Viser la lune : voici l’objectif de la mission Artemis-I dont le lanceur SLS devrait bientôt décoller

Ou plutôt, viser l’orbite lunaire. Dossier : la fusée la plus puissante jamais construite et la capsule Orion ont pour premier objectif de tester leurs équipements embarqués en condition réelle. Cette mission inaugure le programme Artemis qui ambitionne le retour de l’Homme sur la Lune.

|Écrit de Louis Viratelle
Remerciements à Bogdan Geambasu et Mathis Archambaud pour leur contribution.  
Photographies NASA (Ben Smegelsky), SpaceX / Illustrations NASA (Alberto Bertolin) / Tableaux Wikipedia.  
Publié le 28 août 2022. Mis à jour le 29 août 2022.  

|Écrit de Louis Viratelle. 
Remerciements à Bogdan Geambasu et à Mathis Archambaud pour leur contribution. 
Photographies NASA (Ben Smegelsky), SpaceX / Illustrations NASA (Alberto Bertolin) / Tableaux Wikipedia. 
Publié le 28 août 2022. Mis à jour le 29 août 2022. 

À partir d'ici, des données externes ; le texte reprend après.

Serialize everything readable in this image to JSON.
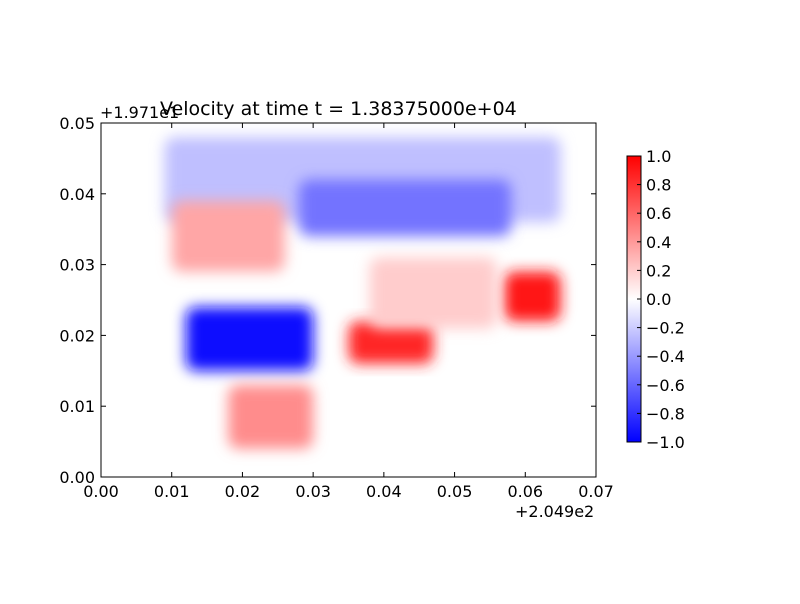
{
  "chart_data": {
    "type": "heatmap",
    "title": "Velocity at time t = 1.38375000e+04",
    "xlabel": "",
    "ylabel": "",
    "x_offset_label": "+2.049e2",
    "y_offset_label": "+1.971e1",
    "xlim": [
      0.0,
      0.07
    ],
    "ylim": [
      0.0,
      0.05
    ],
    "x_ticks": [
      "0.00",
      "0.01",
      "0.02",
      "0.03",
      "0.04",
      "0.05",
      "0.06",
      "0.07"
    ],
    "y_ticks": [
      "0.00",
      "0.01",
      "0.02",
      "0.03",
      "0.04",
      "0.05"
    ],
    "colormap": "bwr",
    "colorbar": {
      "range": [
        -1.0,
        1.0
      ],
      "ticks": [
        "1.0",
        "0.8",
        "0.6",
        "0.4",
        "0.2",
        "0.0",
        "−0.2",
        "−0.4",
        "−0.6",
        "−0.8",
        "−1.0"
      ],
      "colors": {
        "low": "#0000ff",
        "mid": "#ffffff",
        "high": "#ff0000"
      }
    },
    "grid": false,
    "regions": [
      {
        "x": [
          0.009,
          0.065
        ],
        "y": [
          0.036,
          0.048
        ],
        "value": -0.25
      },
      {
        "x": [
          0.028,
          0.058
        ],
        "y": [
          0.034,
          0.042
        ],
        "value": -0.55
      },
      {
        "x": [
          0.01,
          0.026
        ],
        "y": [
          0.029,
          0.039
        ],
        "value": 0.35
      },
      {
        "x": [
          0.012,
          0.03
        ],
        "y": [
          0.015,
          0.024
        ],
        "value": -0.95
      },
      {
        "x": [
          0.035,
          0.047
        ],
        "y": [
          0.016,
          0.022
        ],
        "value": 0.85
      },
      {
        "x": [
          0.018,
          0.03
        ],
        "y": [
          0.004,
          0.013
        ],
        "value": 0.45
      },
      {
        "x": [
          0.057,
          0.065
        ],
        "y": [
          0.022,
          0.029
        ],
        "value": 0.9
      },
      {
        "x": [
          0.038,
          0.056
        ],
        "y": [
          0.021,
          0.031
        ],
        "value": 0.2
      }
    ]
  }
}
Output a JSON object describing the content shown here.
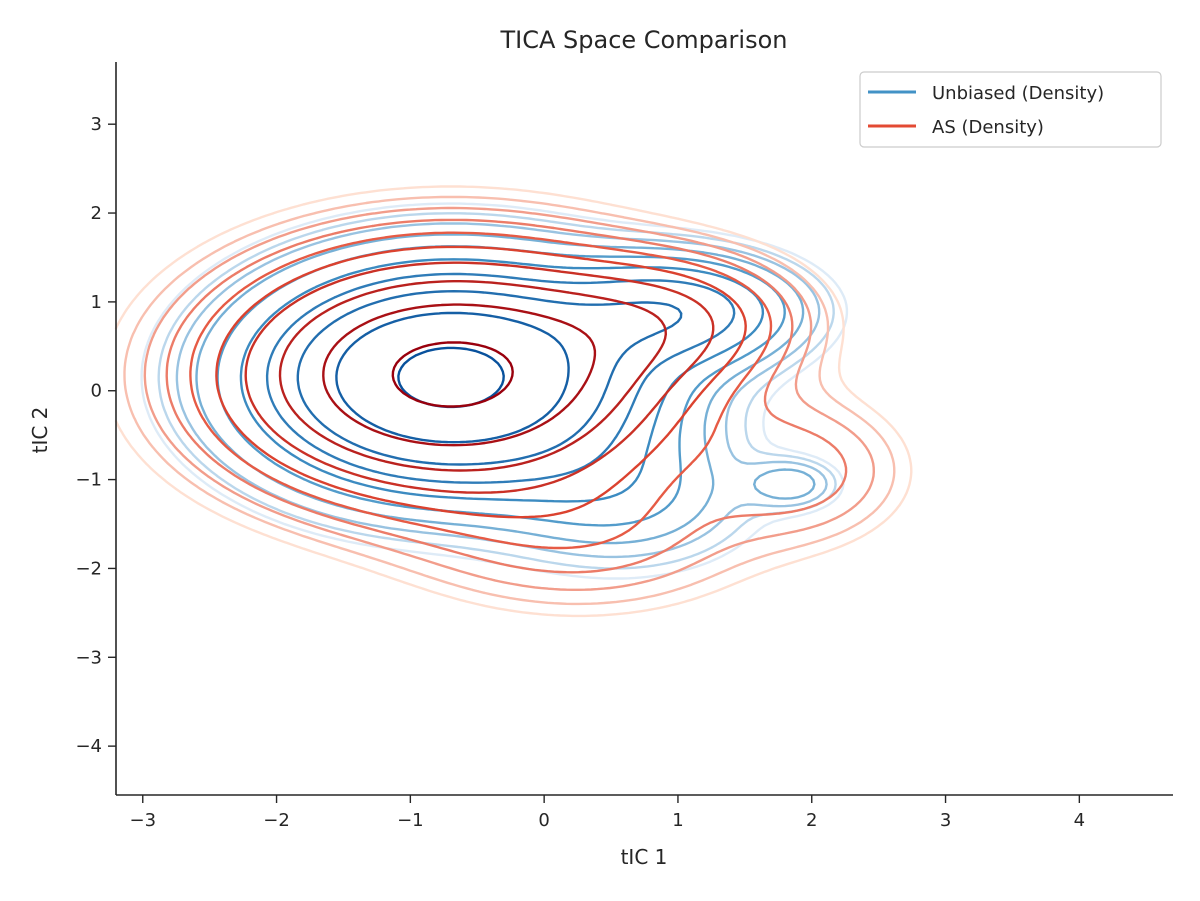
{
  "chart_data": {
    "type": "contour",
    "title": "TICA Space Comparison",
    "xlabel": "tIC 1",
    "ylabel": "tIC 2",
    "xlim": [
      -3.2,
      4.7
    ],
    "ylim": [
      -4.55,
      3.7
    ],
    "xticks": [
      -3,
      -2,
      -1,
      0,
      1,
      2,
      3,
      4
    ],
    "yticks": [
      -4,
      -3,
      -2,
      -1,
      0,
      1,
      2,
      3
    ],
    "xtick_labels": [
      "−3",
      "−2",
      "−1",
      "0",
      "1",
      "2",
      "3",
      "4"
    ],
    "ytick_labels": [
      "−4",
      "−3",
      "−2",
      "−1",
      "0",
      "1",
      "2",
      "3"
    ],
    "grid": false,
    "legend_position": "top-right",
    "series": [
      {
        "name": "Unbiased (Density)",
        "color": "#4292c6",
        "light_color": "#deebf7",
        "dark_color": "#08519c",
        "levels": 10,
        "components": [
          {
            "x": -0.7,
            "y": 0.15,
            "sx": 0.85,
            "sy": 0.72,
            "w": 1.0
          },
          {
            "x": 1.0,
            "y": 0.9,
            "sx": 0.55,
            "sy": 0.38,
            "w": 0.33
          },
          {
            "x": 1.85,
            "y": -1.05,
            "sx": 0.22,
            "sy": 0.18,
            "w": 0.1
          },
          {
            "x": 0.6,
            "y": -1.2,
            "sx": 0.6,
            "sy": 0.5,
            "w": 0.12
          }
        ]
      },
      {
        "name": "AS (Density)",
        "color": "#e34a33",
        "light_color": "#fee0d2",
        "dark_color": "#99000d",
        "levels": 10,
        "components": [
          {
            "x": -0.7,
            "y": 0.18,
            "sx": 0.95,
            "sy": 0.78,
            "w": 1.0
          },
          {
            "x": 0.9,
            "y": 0.8,
            "sx": 0.6,
            "sy": 0.45,
            "w": 0.22
          },
          {
            "x": 1.9,
            "y": -0.9,
            "sx": 0.5,
            "sy": 0.5,
            "w": 0.1
          },
          {
            "x": 0.3,
            "y": -1.6,
            "sx": 0.8,
            "sy": 0.55,
            "w": 0.1
          }
        ]
      }
    ]
  }
}
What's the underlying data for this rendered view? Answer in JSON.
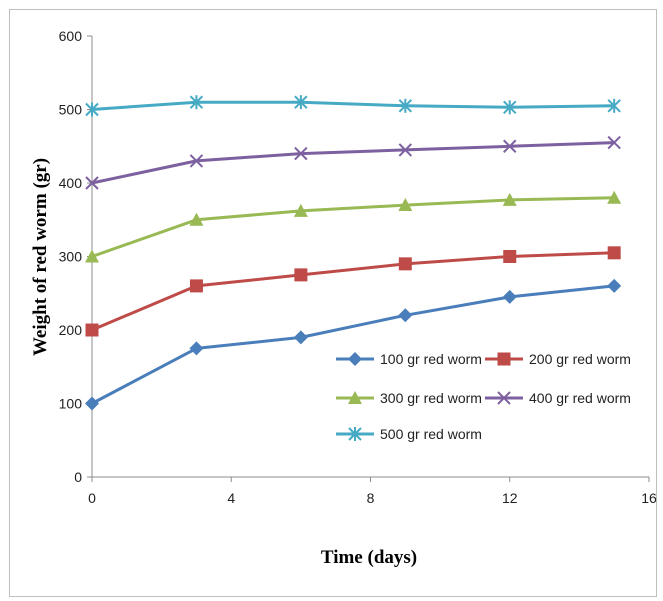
{
  "chart_data": {
    "type": "line",
    "title": "",
    "xlabel": "Time (days)",
    "ylabel": "Weight of red worm (gr)",
    "xlim": [
      0,
      16
    ],
    "ylim": [
      0,
      600
    ],
    "xticks": [
      0,
      4,
      8,
      12,
      16
    ],
    "yticks": [
      0,
      100,
      200,
      300,
      400,
      500,
      600
    ],
    "x": [
      0,
      3,
      6,
      9,
      12,
      15
    ],
    "grid": false,
    "legend_position": "bottom-right",
    "series": [
      {
        "name": "100 gr red worm",
        "values": [
          100,
          175,
          190,
          220,
          245,
          260
        ],
        "color": "#4a7ebb",
        "marker": "diamond"
      },
      {
        "name": "200 gr red worm",
        "values": [
          200,
          260,
          275,
          290,
          300,
          305
        ],
        "color": "#be4b48",
        "marker": "square"
      },
      {
        "name": "300 gr red worm",
        "values": [
          300,
          350,
          362,
          370,
          377,
          380
        ],
        "color": "#98b954",
        "marker": "triangle"
      },
      {
        "name": "400 gr red worm",
        "values": [
          400,
          430,
          440,
          445,
          450,
          455
        ],
        "color": "#7d60a0",
        "marker": "x"
      },
      {
        "name": "500 gr red worm",
        "values": [
          500,
          510,
          510,
          505,
          503,
          505
        ],
        "color": "#46aac5",
        "marker": "star"
      }
    ]
  }
}
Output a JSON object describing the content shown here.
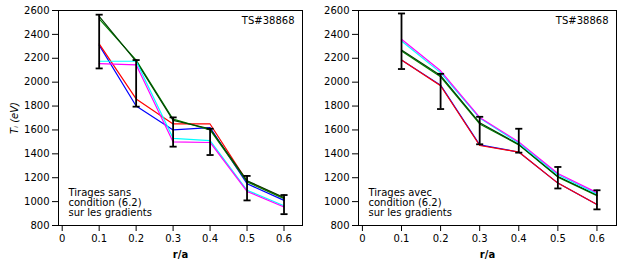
{
  "chart_data": [
    {
      "type": "line",
      "x": [
        0.1,
        0.2,
        0.3,
        0.4,
        0.5,
        0.6
      ],
      "series": [
        {
          "color": "blue",
          "values": [
            2310,
            1800,
            1600,
            1620,
            1150,
            1010
          ]
        },
        {
          "color": "red",
          "values": [
            2320,
            1860,
            1650,
            1650,
            1170,
            1030
          ]
        },
        {
          "color": "#008000",
          "values": [
            2530,
            2185,
            1690,
            1600,
            1165,
            1025
          ]
        },
        {
          "color": "#004400",
          "values": [
            2550,
            2175,
            1680,
            1610,
            1175,
            1035
          ]
        },
        {
          "color": "cyan",
          "values": [
            2175,
            2175,
            1530,
            1510,
            1095,
            965
          ]
        },
        {
          "color": "magenta",
          "values": [
            2155,
            2145,
            1500,
            1495,
            1085,
            955
          ]
        }
      ],
      "error_bars": {
        "x": [
          0.1,
          0.2,
          0.3,
          0.4,
          0.5,
          0.6
        ],
        "y": [
          2350,
          1990,
          1595,
          1555,
          1130,
          990
        ],
        "yerr_low": [
          235,
          195,
          135,
          165,
          120,
          95
        ],
        "yerr_high": [
          215,
          195,
          110,
          55,
          85,
          65
        ]
      },
      "annotations": [
        "Tirages sans\ncondition (6.2)\nsur les gradients",
        "TS#38868"
      ],
      "xlabel": "r/a",
      "ylabel": "Tᵢ (eV)",
      "xlim": [
        -0.01,
        0.65
      ],
      "ylim": [
        800,
        2600
      ],
      "xticks": [
        0,
        0.1,
        0.2,
        0.3,
        0.4,
        0.5,
        0.6
      ],
      "yticks": [
        800,
        1000,
        1200,
        1400,
        1600,
        1800,
        2000,
        2200,
        2400,
        2600
      ]
    },
    {
      "type": "line",
      "x": [
        0.1,
        0.2,
        0.3,
        0.4,
        0.5,
        0.6
      ],
      "series": [
        {
          "color": "blue",
          "values": [
            2185,
            1975,
            1475,
            1415,
            1155,
            975
          ]
        },
        {
          "color": "red",
          "values": [
            2185,
            1970,
            1470,
            1415,
            1155,
            975
          ]
        },
        {
          "color": "#008000",
          "values": [
            2260,
            2045,
            1650,
            1475,
            1205,
            1050
          ]
        },
        {
          "color": "#004400",
          "values": [
            2270,
            2055,
            1660,
            1480,
            1210,
            1055
          ]
        },
        {
          "color": "cyan",
          "values": [
            2345,
            2080,
            1700,
            1490,
            1225,
            1065
          ]
        },
        {
          "color": "magenta",
          "values": [
            2360,
            2095,
            1705,
            1500,
            1235,
            1075
          ]
        }
      ],
      "error_bars": {
        "x": [
          0.1,
          0.2,
          0.3,
          0.4,
          0.5,
          0.6
        ],
        "y": [
          2265,
          1940,
          1590,
          1510,
          1195,
          1020
        ],
        "yerr_low": [
          155,
          165,
          110,
          100,
          85,
          85
        ],
        "yerr_high": [
          310,
          130,
          120,
          100,
          95,
          75
        ]
      },
      "annotations": [
        "Tirages avec\ncondition (6.2)\nsur les gradients",
        "TS#38868"
      ],
      "xlabel": "r/a",
      "xlim": [
        -0.01,
        0.65
      ],
      "ylim": [
        800,
        2600
      ],
      "xticks": [
        0,
        0.1,
        0.2,
        0.3,
        0.4,
        0.5,
        0.6
      ],
      "yticks": [
        800,
        1000,
        1200,
        1400,
        1600,
        1800,
        2000,
        2200,
        2400,
        2600
      ]
    }
  ]
}
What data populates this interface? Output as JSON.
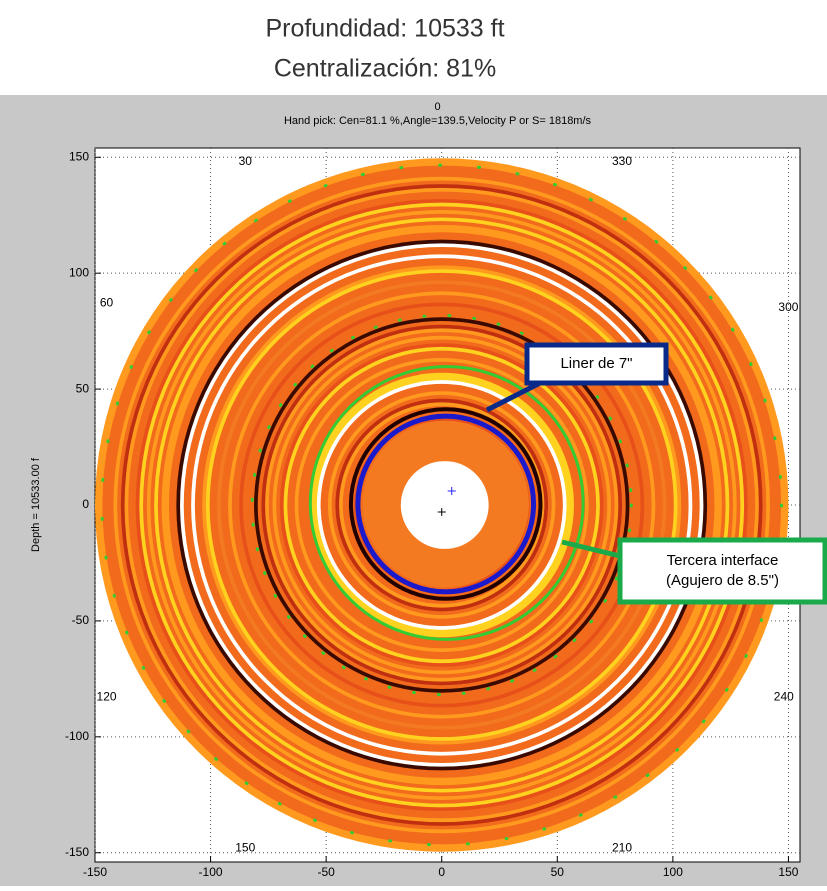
{
  "chart_data": {
    "type": "polar-image",
    "title": "Profundidad: 10533 ft",
    "subtitle": "Centralización: 81%",
    "axes_title": [
      "0",
      "Hand pick: Cen=81.1 %,Angle=139.5,Velocity P or S=  1818m/s"
    ],
    "ylabel": "Depth = 10533.00 f",
    "xlim": [
      -150,
      155
    ],
    "ylim": [
      -154,
      154
    ],
    "xticks": [
      -150,
      -100,
      -50,
      0,
      50,
      100,
      150
    ],
    "yticks": [
      -150,
      -100,
      -50,
      0,
      50,
      100,
      150
    ],
    "grid": true,
    "angle_labels": [
      "30",
      "330",
      "60",
      "300",
      "120",
      "240",
      "150",
      "210"
    ],
    "annotations": [
      {
        "text": [
          "Liner de 7\""
        ],
        "color": "#0a2a8a"
      },
      {
        "text": [
          "Tercera interface",
          "(Agujero de 8.5\")"
        ],
        "color": "#1aaa4a"
      }
    ]
  }
}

Artemis est enfin là ! La NASA a finalisé les essais au sol et préparatifs de sa fusée Space Launch System (SLS) et de la capsule Orion. Initialement, le développement de SLS devait aboutir en 2017. Après de nombreux retards, le lanceur le plus puissant au monde est installé sur son pas de tir, au Launch Complex 39–Pad B. Sa carrure massive n’est pas sans rappeler la silhouette du lanceur Saturn V, succès des missions lunaires Apollo des années 1970. Le choix de la localisation du lancement est une référence supplémentaire à ces années de gloire de l’agence spatiale américaine.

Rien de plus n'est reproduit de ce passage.